Agri SA‚ along with other agricultural organisations‚ met with the Minister of Agriculture‚ Forestry and Fisheries‚ Tina Joemat-Pettersson‚ in Pretoria on Tuesday (13 November).

Möller said consensus was reached that the protest action was serious and could not be ascribed only to minimum wages.

Other factors included a striving by competing unions to get a foothold in agriculture‚ tension between the work status of Lesotho and Zimbabwean workers‚ the mobilising of unemployed and persons unrelated to the issue for political gain and unsatisfactory service delivery in the informal sector by local government structures‚ he said.

"The minimum wage in agriculture is determined by the Basic Condition of Employment Act and is reviewed annually in March.

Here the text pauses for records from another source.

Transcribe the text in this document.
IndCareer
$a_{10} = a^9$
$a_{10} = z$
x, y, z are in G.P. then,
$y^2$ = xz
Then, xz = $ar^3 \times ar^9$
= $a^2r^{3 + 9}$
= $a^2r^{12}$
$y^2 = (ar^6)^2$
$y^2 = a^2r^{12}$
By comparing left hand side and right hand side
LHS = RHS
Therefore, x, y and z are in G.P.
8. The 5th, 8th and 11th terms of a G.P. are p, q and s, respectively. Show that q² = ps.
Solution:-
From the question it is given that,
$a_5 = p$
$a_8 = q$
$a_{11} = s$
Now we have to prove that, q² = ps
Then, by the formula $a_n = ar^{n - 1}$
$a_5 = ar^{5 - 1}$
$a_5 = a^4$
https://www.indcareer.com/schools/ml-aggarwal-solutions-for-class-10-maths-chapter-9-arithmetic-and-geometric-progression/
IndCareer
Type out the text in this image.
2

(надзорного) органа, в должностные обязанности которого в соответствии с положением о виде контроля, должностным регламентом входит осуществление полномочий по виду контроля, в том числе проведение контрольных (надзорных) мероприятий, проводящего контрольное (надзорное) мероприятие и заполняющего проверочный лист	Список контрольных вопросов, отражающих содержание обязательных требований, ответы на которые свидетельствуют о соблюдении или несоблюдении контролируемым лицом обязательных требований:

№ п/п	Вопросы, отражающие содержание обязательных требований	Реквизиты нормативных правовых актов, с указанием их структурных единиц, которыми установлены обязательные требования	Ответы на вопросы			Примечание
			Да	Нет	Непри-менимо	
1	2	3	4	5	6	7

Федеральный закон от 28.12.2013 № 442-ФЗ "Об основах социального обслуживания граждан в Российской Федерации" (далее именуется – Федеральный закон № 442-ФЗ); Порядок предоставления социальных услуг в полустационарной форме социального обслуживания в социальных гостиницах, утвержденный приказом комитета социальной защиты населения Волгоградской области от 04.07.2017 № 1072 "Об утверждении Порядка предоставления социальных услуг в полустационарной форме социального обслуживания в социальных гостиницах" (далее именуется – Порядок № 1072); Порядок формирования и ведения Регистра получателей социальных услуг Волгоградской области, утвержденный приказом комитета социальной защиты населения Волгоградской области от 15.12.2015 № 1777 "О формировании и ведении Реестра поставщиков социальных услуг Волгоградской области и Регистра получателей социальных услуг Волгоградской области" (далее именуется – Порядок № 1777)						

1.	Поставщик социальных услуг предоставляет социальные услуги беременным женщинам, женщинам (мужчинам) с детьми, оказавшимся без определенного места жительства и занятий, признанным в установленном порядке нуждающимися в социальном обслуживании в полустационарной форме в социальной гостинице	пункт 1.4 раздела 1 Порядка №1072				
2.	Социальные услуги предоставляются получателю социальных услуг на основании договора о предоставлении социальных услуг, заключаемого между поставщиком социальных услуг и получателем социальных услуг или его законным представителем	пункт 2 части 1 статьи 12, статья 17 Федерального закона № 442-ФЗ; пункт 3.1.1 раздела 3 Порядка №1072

"In 2012 it was adjusted above inflation. Neither Agri SA‚ nor any other agricultural organisation has the legal right to act on behalf of farmers in respect to the minimum wage negotiations. Agri SA cannot be part of a dispensation that will undermine the statutory and legal rules that shape the environment within which the agricultural sector operates‚" he said.

But he said farmers were welcome to negotiate with their own workers on wages.

"In this regard Agri SA has encouraged farmers‚ where possible‚ to pay above the minimum wage"‚ said Möller.

Agri SA and Joemat-Pettersson agreed that the government's co-operation was needed to reject inflammatory and inciting utterances by politicians and police to help prevent intimidation, incitement to violence‚ and the busing in of people not directly involved in the sector's wage dispute.

Farmers and their workers should be given the opportunity to negotiate minimum wages without external influences and other ministers were requested urgently to give attention to issues not related to minimum wages.

Lastly‚ the Western Cape government was asked to turn its attention to specific service delivery problems experienced at a local government level.